By Rabbi Ari Enkin, Rabbinic Director, United with Israel
This week’s Torah portion is “Emor” (Leviticus 21:1-24:23), which primarily concerns the laws relating to Kohanim, the priestly tribe of the Jewish people. This is one of the few tribal divisions that is still known to us today and carefully guarded and passed down.
Due to their role and elevated status above the rest of the nation (no, not all Jews were created equal), they have strict rules to ensure their purity.
One of those rules is that a Kohen may not marry a divorcee or a convert. A Kohen Gadol (High Priest) may not even marry a widow. The latter may only marry a woman who has never been married. The ban on Kohanim attending funerals or visiting a cemetery is also strictly observed today.
I want to take this opportunity to discuss the unique marriage restrictions of the High Priest. There is much discussion as to why the Torah was even stricter with the High Priest than other priests, prohibiting the former from marrying even a widow.
According to one mind-boggling interpretation, it is due to the concern that perhaps the High Priest may desire a married woman and thereby pray that her husband die so that he could marry her. Indeed, we are told that when the High Priest entered the Holy of Holies in the Temple on Yom Kippur to pray, anything he asked for would be granted.
Hence, in order to deter him from praying that a certain man should die so that he could marry his wife, the Torah forbade High Priests from marrying widows altogether.
The question is asked: Are we really worried that the holiest man in the world, when he enters the holiest place in the world, on the holiest day of the year, might be thinking of his desire for a woman and praying that her husband die?
The answer is simple: yes, we are worried about that. Nobody is immune from the “evil inclination.” No one. Ever.
We are all human. It doesn’t matter who we are, what position we hold at work, what type of clothes we wear, or what’s in our bank accounts.

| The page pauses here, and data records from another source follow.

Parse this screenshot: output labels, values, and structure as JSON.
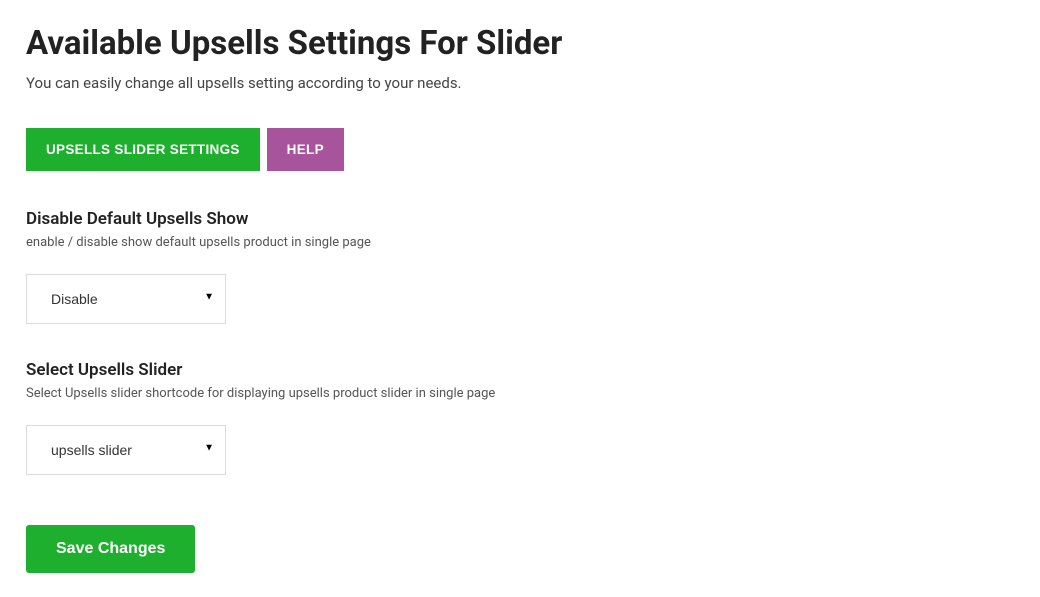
{
  "header": {
    "title": "Available Upsells Settings For Slider",
    "subtitle": "You can easily change all upsells setting according to your needs."
  },
  "toolbar": {
    "settings_label": "UPSELLS SLIDER SETTINGS",
    "help_label": "HELP"
  },
  "sections": {
    "disable_default": {
      "title": "Disable Default Upsells Show",
      "description": "enable / disable show default upsells product in single page",
      "selected": "Disable"
    },
    "select_slider": {
      "title": "Select Upsells Slider",
      "description": "Select Upsells slider shortcode for displaying upsells product slider in single page",
      "selected": "upsells slider"
    }
  },
  "actions": {
    "save_label": "Save Changes"
  }
}
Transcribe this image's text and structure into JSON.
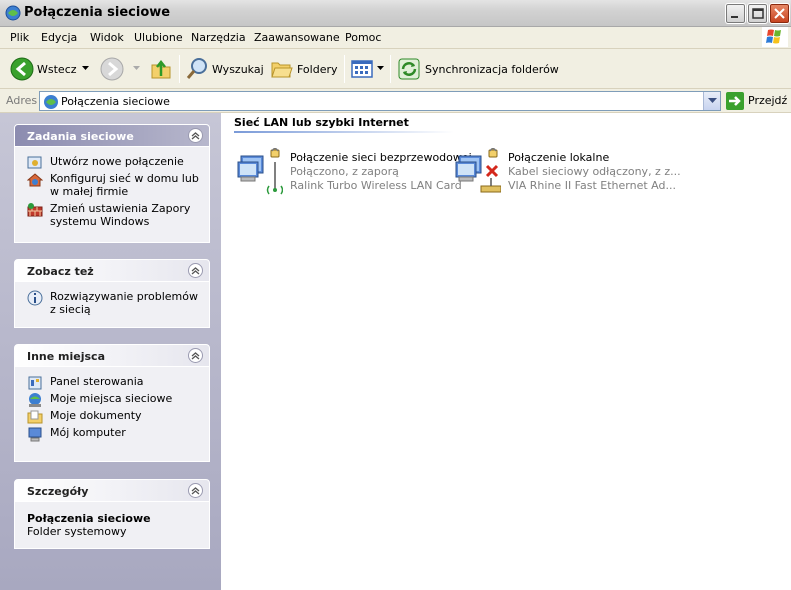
{
  "window": {
    "title": "Połączenia sieciowe"
  },
  "menu": {
    "items": [
      "Plik",
      "Edycja",
      "Widok",
      "Ulubione",
      "Narzędzia",
      "Zaawansowane",
      "Pomoc"
    ]
  },
  "toolbar": {
    "back_label": "Wstecz",
    "search_label": "Wyszukaj",
    "folders_label": "Foldery",
    "sync_label": "Synchronizacja folderów"
  },
  "address": {
    "label": "Adres",
    "value": "Połączenia sieciowe",
    "go_label": "Przejdź"
  },
  "sidebar": {
    "network_tasks": {
      "title": "Zadania sieciowe",
      "items": [
        "Utwórz nowe połączenie",
        "Konfiguruj sieć w domu lub w małej firmie",
        "Zmień ustawienia Zapory systemu Windows"
      ]
    },
    "see_also": {
      "title": "Zobacz też",
      "items": [
        "Rozwiązywanie problemów z siecią"
      ]
    },
    "other_places": {
      "title": "Inne miejsca",
      "items": [
        "Panel sterowania",
        "Moje miejsca sieciowe",
        "Moje dokumenty",
        "Mój komputer"
      ]
    },
    "details": {
      "title": "Szczegóły",
      "name": "Połączenia sieciowe",
      "type": "Folder systemowy"
    }
  },
  "main": {
    "group_title": "Sieć LAN lub szybki Internet",
    "connections": [
      {
        "name": "Połączenie sieci bezprzewodowej",
        "status": "Połączono, z zaporą",
        "device": "Ralink Turbo Wireless LAN Card"
      },
      {
        "name": "Połączenie lokalne",
        "status": "Kabel sieciowy odłączony, z z...",
        "device": "VIA Rhine II Fast Ethernet Ad..."
      }
    ]
  },
  "colors": {
    "sidebar_top": "#c6c6d6",
    "sidebar_bottom": "#a8a8c0",
    "toolbar_bg": "#f1efe2",
    "accent": "#4a70c8"
  }
}
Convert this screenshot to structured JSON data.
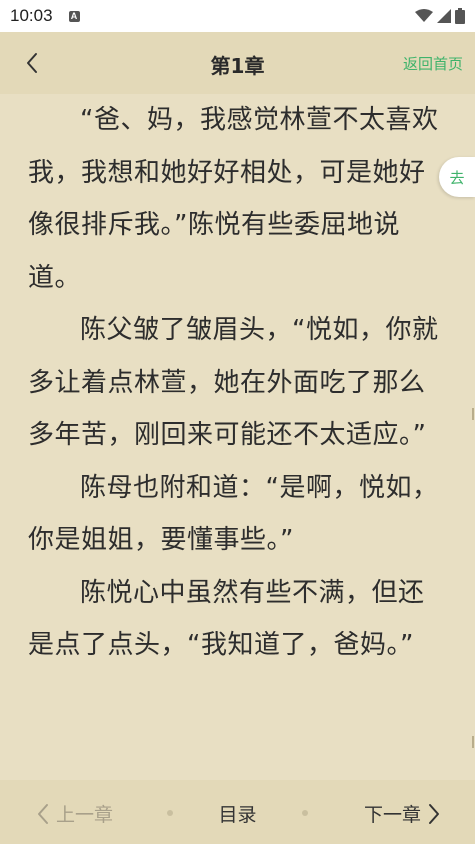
{
  "status_bar": {
    "time": "10:03",
    "notification_icon": "a-badge-icon",
    "icons": [
      "wifi-icon",
      "signal-icon",
      "battery-icon"
    ]
  },
  "header": {
    "title": "第1章",
    "home_label": "返回首页",
    "back_icon": "chevron-left-icon"
  },
  "content": {
    "paragraphs": [
      "“爸、妈，我感觉林萱不太喜欢我，我想和她好好相处，可是她好像很排斥我。”陈悦有些委屈地说道。",
      "陈父皱了皱眉头，“悦如，你就多让着点林萱，她在外面吃了那么多年苦，刚回来可能还不太适应。”",
      "陈母也附和道：“是啊，悦如，你是姐姐，要懂事些。”",
      "陈悦心中虽然有些不满，但还是点了点头，“我知道了，爸妈。”"
    ]
  },
  "float_button": {
    "label": "去"
  },
  "bottom_nav": {
    "prev_label": "上一章",
    "toc_label": "目录",
    "next_label": "下一章"
  },
  "colors": {
    "page_bg": "#e8dfc3",
    "bar_bg": "#e3d9b8",
    "accent": "#3fb36b",
    "text": "#2d2d2d",
    "disabled": "#a8a08a"
  }
}
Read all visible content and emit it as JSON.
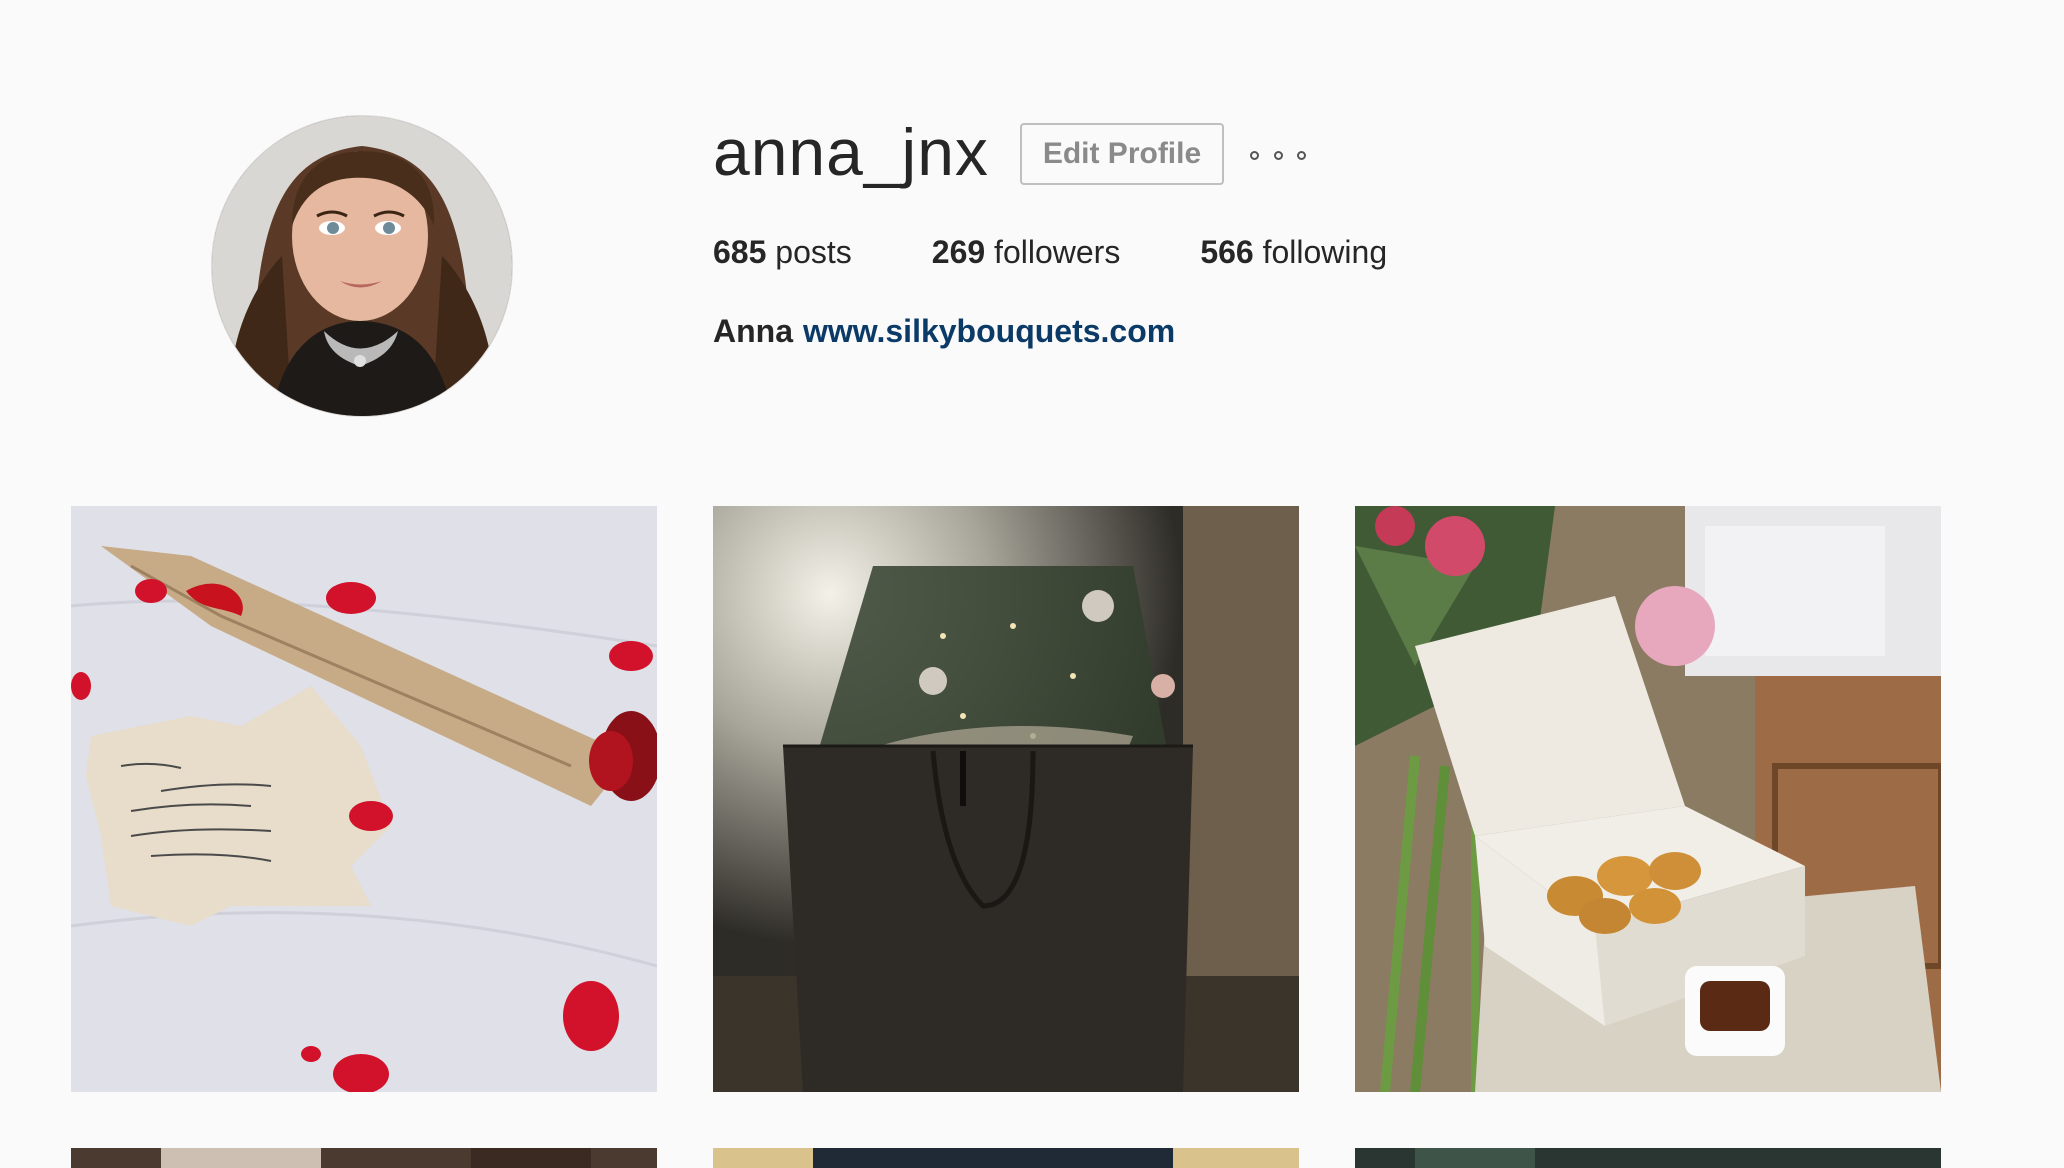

The only thing that raises a person and makes him holy is the Torah and the mitzvot (commandments).
There is no such thing as morality, ethics, trust, or dignity outside of Torah. When we let our own sense of judgment dictate morality there is no telling how low we might sink. We have seen that when people use their own sense of judgement and morality, it often leads to evil, sometimes even genocide.
Whether it’s you, me or the High Priest, we have to remember that no one is immune. Only a life that is guided by Torah can bring a person to the proper level of dignity and holiness.